O governo federal avançou nas discussões sobre um novo programa de renegociação de dívidas voltado à população de baixa renda. Em reunião de cerca de três horas no Palácio do Planalto, o presidente Luiz Inácio Lula da Silva e ministros da área econômica analisaram medidas para reduzir o endividamento das famílias brasileiras, em meio a um cenário recorde de comprometimento da renda.

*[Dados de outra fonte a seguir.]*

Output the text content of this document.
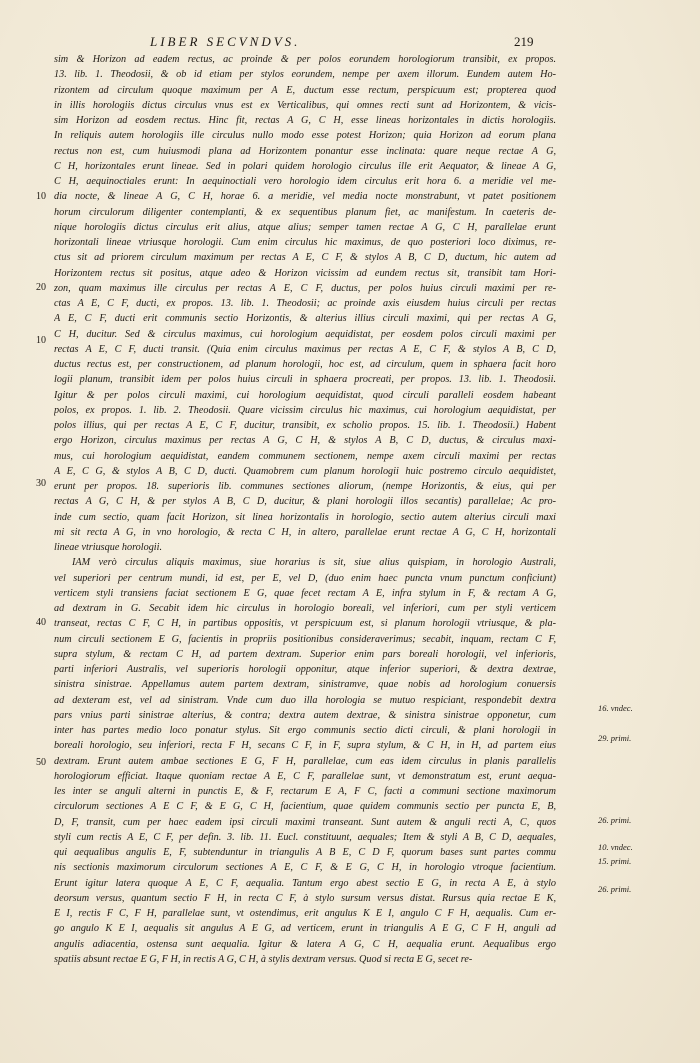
LIBER SECVNDVS.	219
sim & Horizon ad eadem rectus, ac proinde & per polos eorundem horologiorum transibit, ex propos.
13. lib. 1. Theodosii, & ob id etiam per stylos eorundem, nempe per axem illorum. Eundem autem Ho-
rizontem ad circulum quoque maximum per A E, ductum esse rectum, perspicuum est; propterea quod
in illis horologiis dictus circulus vnus est ex Verticalibus, qui omnes recti sunt ad Horizontem, & vicis-
sim Horizon ad eosdem rectus. Hinc fit, rectas A G, C H, esse lineas horizontales in dictis horologiis.
In reliquis autem horologiis ille circulus nullo modo esse potest Horizon; quia Horizon ad eorum plana
rectus non est, cum huiusmodi plana ad Horizontem ponantur esse inclinata: quare neque rectae A G,
C H, horizontales erunt lineae. Sed in polari quidem horologio circulus ille erit Aequator, & lineae A G,
C H, aequinoctiales erunt: In aequinoctiali vero horologio idem circulus erit hora 6. a meridie vel me-
dia nocte, & lineae A G, C H, horae 6. a meridie, vel media nocte monstrabunt, vt patet positionem
horum circulorum diligenter contemplanti, & ex sequentibus planum fiet, ac manifestum. In caeteris de-
nique horologiis dictus circulus erit alius, atque alius; semper tamen rectae A G, C H, parallelae erunt
horizontali lineae vtriusque horologii. Cum enim circulus hic maximus, de quo posteriori loco diximus, re-
ctus sit ad priorem circulum maximum per rectas A E, C F, & stylos A B, C D, ductum, hic autem ad
Horizontem rectus sit positus, atque adeo & Horizon vicissim ad eundem rectus sit, transibit tam Hori-
zon, quam maximus ille circulus per rectas A E, C F, ductus, per polos huius circuli maximi per re-
ctas A E, C F, ducti, ex propos. 13. lib. 1. Theodosii; ac proinde axis eiusdem huius circuli per rectas
A E, C F, ducti erit communis sectio Horizontis, & alterius illius circuli maximi, qui per rectas A G,
C H, ducitur. Sed & circulus maximus, cui horologium aequidistat, per eosdem polos circuli maximi per
rectas A E, C F, ducti transit. (Quia enim circulus maximus per rectas A E, C F, & stylos A B, C D,
ductus rectus est, per constructionem, ad planum horologii, hoc est, ad circulum, quem in sphaera facit horo
logii planum, transibit idem per polos huius circuli in sphaera procreati, per propos. 13. lib. 1. Theodosii.
Igitur & per polos circuli maximi, cui horologium aequidistat, quod circuli paralleli eosdem habeant
polos, ex propos. 1. lib. 2. Theodosii. Quare vicissim circulus hic maximus, cui horologium aequidistat, per
polos illius, qui per rectas A E, C F, ducitur, transibit, ex scholio propos. 15. lib. 1. Theodosii.) Habent
ergo Horizon, circulus maximus per rectas A G, C H, & stylos A B, C D, ductus, & circulus maxi-
mus, cui horologium aequidistat, eandem communem sectionem, nempe axem circuli maximi per rectas
A E, C G, & stylos A B, C D, ducti. Quamobrem cum planum horologii huic postremo circulo aequidistet,
erunt per propos. 18. superioris lib. communes sectiones aliorum, (nempe Horizontis, & eius, qui per
rectas A G, C H, & per stylos A B, C D, ducitur, & plani horologii illos secantis) parallelae; Ac pro-
inde cum sectio, quam facit Horizon, sit linea horizontalis in horologio, sectio autem alterius circuli maxi
mi sit recta A G, in vno horologio, & recta C H, in altero, parallelae erunt rectae A G, C H, horizontali
lineae vtriusque horologii.
IAM verò circulus aliquis maximus, siue horarius is sit, siue alius quispiam, in horologio Australi,
vel superiori per centrum mundi, id est, per E, vel D, (duo enim haec puncta vnum punctum conficiunt)
verticem styli transiens faciat sectionem E G, quae fecet rectam A E, infra stylum in F, & rectam A G,
ad dextram in G. Secabit idem hic circulus in horologio boreali, vel inferiori, cum per styli verticem
transeat, rectas C F, C H, in partibus oppositis, vt perspicuum est, si planum horologii vtriusque, & pla-
num circuli sectionem E G, facientis in propriis positionibus consideraverimus; secabit, inquam, rectam C F,
supra stylum, & rectam C H, ad partem dextram. Superior enim pars boreali horologii, vel inferioris,
parti inferiori Australis, vel superioris horologii opponitur, atque inferior superiori, & dextra dextrae,
sinistra sinistrae. Appellamus autem partem dextram, sinistramve, quae nobis ad horologium conuersis
ad dexteram est, vel ad sinistram. Vnde cum duo illa horologia se mutuo respiciant, respondebit dextra
pars vnius parti sinistrae alterius, & contra; dextra autem dextrae, & sinistra sinistrae opponetur, cum
inter has partes medio loco ponatur stylus. Sit ergo communis sectio dicti circuli, & plani horologii in
boreali horologio, seu inferiori, recta F H, secans C F, in F, supra stylum, & C H, in H, ad partem eius
dextram. Erunt autem ambae sectiones E G, F H, parallelae, cum eas idem circulus in planis parallelis
horologiorum efficiat. Itaque quoniam rectae A E, C F, parallelae sunt, vt demonstratum est, erunt aequa-
les inter se anguli alterni in punctis E, & F, rectarum E A, F C, facti a communi sectione maximorum
circulorum sectiones A E C F, & E G, C H, facientium, quae quidem communis sectio per puncta E, B,
D, F, transit, cum per haec eadem ipsi circuli maximi transeant. Sunt autem & anguli recti A, C, quos
styli cum rectis A E, C F, per defin. 3. lib. 11. Eucl. constituunt, aequales; Item & styli A B, C D, aequales,
qui aequalibus angulis E, F, subtenduntur in triangulis A B E, C D F, quorum bases sunt partes commu
nis sectionis maximorum circulorum sectiones A E, C F, & E G, C H, in horologio vtroque facientium.
Erunt igitur latera quoque A E, C F, aequalia. Tantum ergo abest sectio E G, in recta A E, à stylo
deorsum versus, quantum sectio F H, in recta C F, à stylo sursum versus distat. Rursus quia rectae E K,
E I, rectis F C, F H, parallelae sunt, vt ostendimus, erit angulus K E I, angulo C F H, aequalis. Cum er-
go angulo K E I, aequalis sit angulus A E G, ad verticem, erunt in triangulis A E G, C F H, anguli ad
angulis adiacentia, ostensa sunt aequalia. Igitur & latera A G, C H, aequalia erunt. Aequalibus ergo
spatiis absunt rectae E G, F H, in rectis A G, C H, à stylis dextram versus. Quod si recta E G, secet re-
10
20
10
30
40
50
16. vndec.
29. primi.
26. primi.
10. vndec.
15. primi.
26. primi.
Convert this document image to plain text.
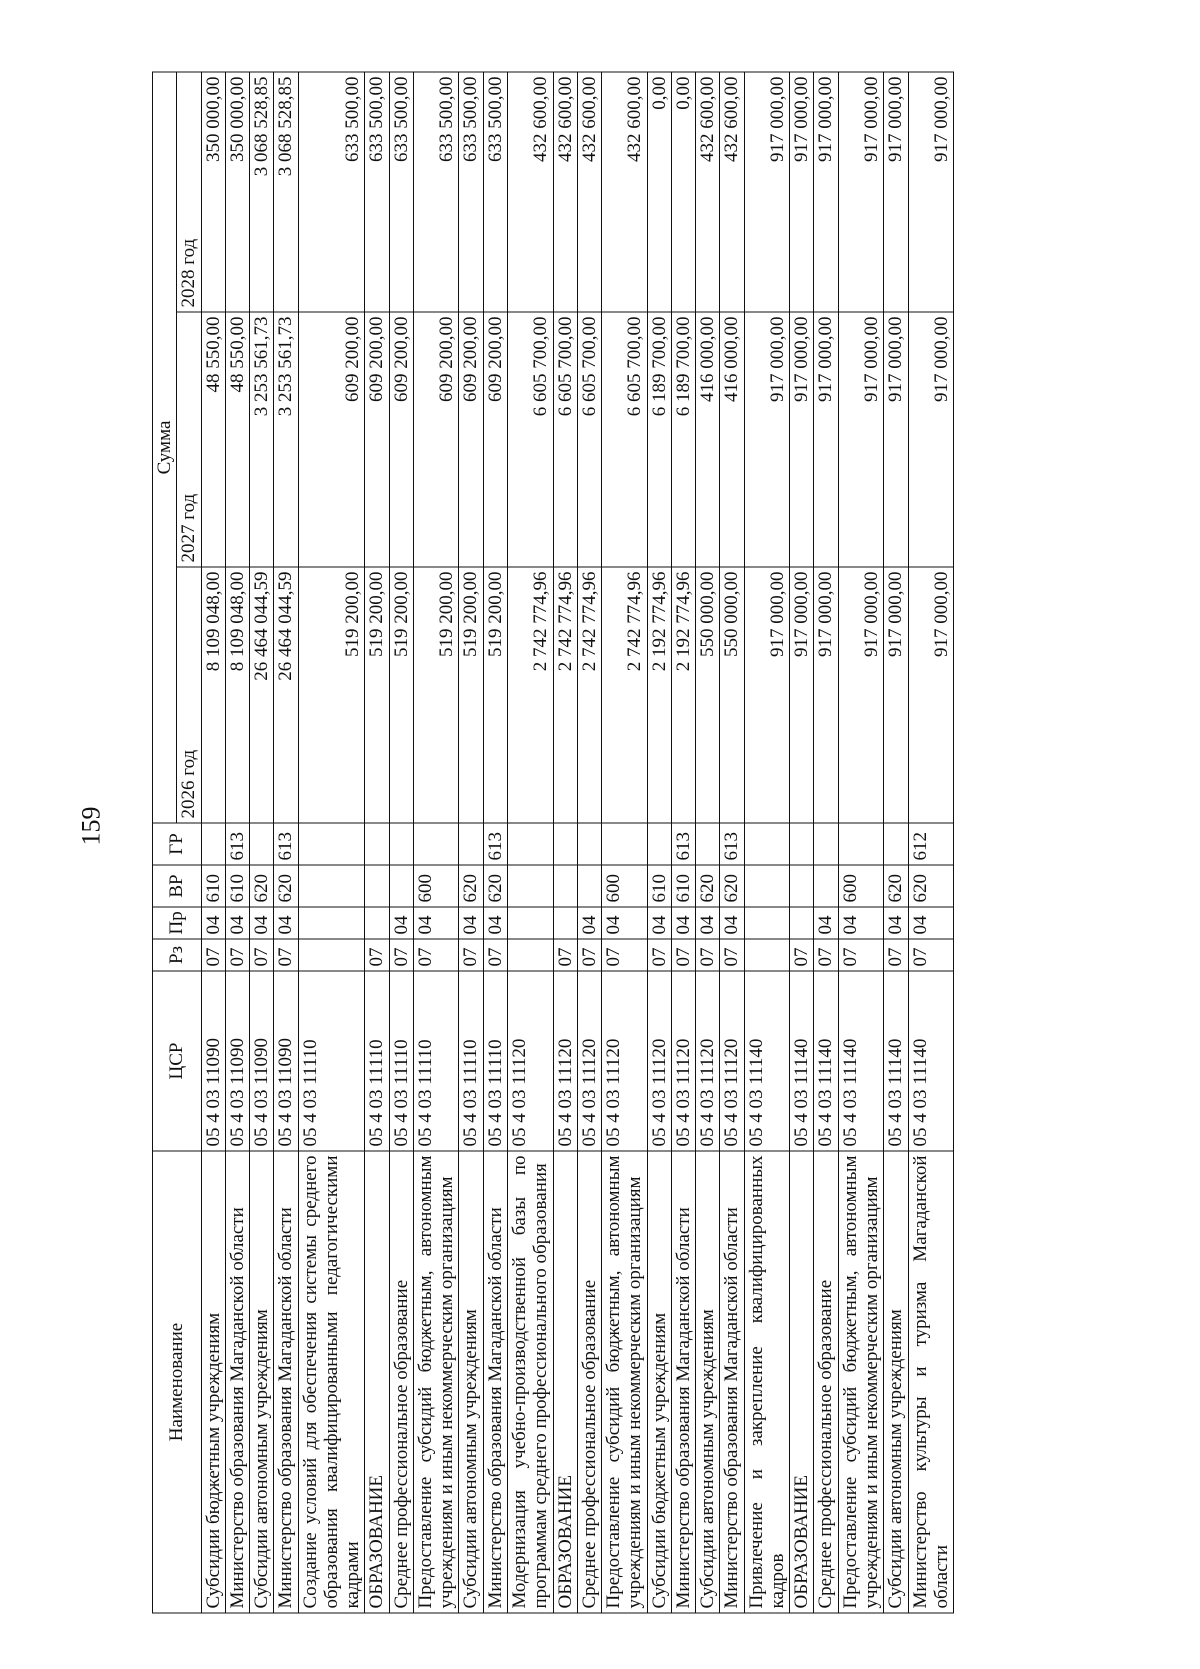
159
Наименование	ЦСР	Рз	Пр	ВР	ГР	Сумма		
						2026 год	2027 год	2028 год
Субсидии бюджетным учреждениям	05 4 03 11090	07	04	610		8 109 048,00	48 550,00	350 000,00
Министерство образования Магаданской области	05 4 03 11090	07	04	610	613	8 109 048,00	48 550,00	350 000,00
Субсидии автономным учреждениям	05 4 03 11090	07	04	620		26 464 044,59	3 253 561,73	3 068 528,85
Министерство образования Магаданской области	05 4 03 11090	07	04	620	613	26 464 044,59	3 253 561,73	3 068 528,85
Создание условий для обеспечения системы среднего образования квалифицированными педагогическими кадрами	05 4 03 11110					519 200,00	609 200,00	633 500,00
ОБРАЗОВАНИЕ	05 4 03 11110	07				519 200,00	609 200,00	633 500,00
Среднее профессиональное образование	05 4 03 11110	07	04			519 200,00	609 200,00	633 500,00
Предоставление субсидий бюджетным, автономным учреждениям и иным некоммерческим организациям	05 4 03 11110	07	04	600		519 200,00	609 200,00	633 500,00
Субсидии автономным учреждениям	05 4 03 11110	07	04	620		519 200,00	609 200,00	633 500,00
Министерство образования Магаданской области	05 4 03 11110	07	04	620	613	519 200,00	609 200,00	633 500,00
Модернизация учебно-производственной базы по программам среднего профессионального образования	05 4 03 11120					2 742 774,96	6 605 700,00	432 600,00
ОБРАЗОВАНИЕ	05 4 03 11120	07				2 742 774,96	6 605 700,00	432 600,00
Среднее профессиональное образование	05 4 03 11120	07	04			2 742 774,96	6 605 700,00	432 600,00
Предоставление субсидий бюджетным, автономным учреждениям и иным некоммерческим организациям	05 4 03 11120	07	04	600		2 742 774,96	6 605 700,00	432 600,00
Субсидии бюджетным учреждениям	05 4 03 11120	07	04	610		2 192 774,96	6 189 700,00	0,00
Министерство образования Магаданской области	05 4 03 11120	07	04	610	613	2 192 774,96	6 189 700,00	0,00
Субсидии автономным учреждениям	05 4 03 11120	07	04	620		550 000,00	416 000,00	432 600,00
Министерство образования Магаданской области	05 4 03 11120	07	04	620	613	550 000,00	416 000,00	432 600,00
Привлечение и закрепление квалифицированных кадров	05 4 03 11140					917 000,00	917 000,00	917 000,00
ОБРАЗОВАНИЕ	05 4 03 11140	07				917 000,00	917 000,00	917 000,00
Среднее профессиональное образование	05 4 03 11140	07	04			917 000,00	917 000,00	917 000,00
Предоставление субсидий бюджетным, автономным учреждениям и иным некоммерческим организациям	05 4 03 11140	07	04	600		917 000,00	917 000,00	917 000,00
Субсидии автономным учреждениям	05 4 03 11140	07	04	620		917 000,00	917 000,00	917 000,00
Министерство культуры и туризма Магаданской области	05 4 03 11140	07	04	620	612	917 000,00	917 000,00	917 000,00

Entre as propostas em estudo está a inclusão de débitos com atraso entre dois meses e um ano, abrangendo dívidas de cartão de crédito — especialmente do rotativo —, cheque especial e crédito pessoal. Uma das alternativas avaliadas é a liberação de recursos do FGTS para quitação de dívidas, medida que enfrenta resistência dentro do governo pelo risco de trabalhadores ficarem sem reserva em caso de demissão.
O ministro da Fazenda, Dario Durigan, afirmou que o programa poderá prever descontos expressivos. “Estamos trabalhando com a possibilidade de abatimentos de até 80% sobre o valor das dívidas. O saldo remanescente seria renegociado com juros mais baixos, com garantia do governo por meio do Fundo Garantidor de Operações (FGO)”, disse.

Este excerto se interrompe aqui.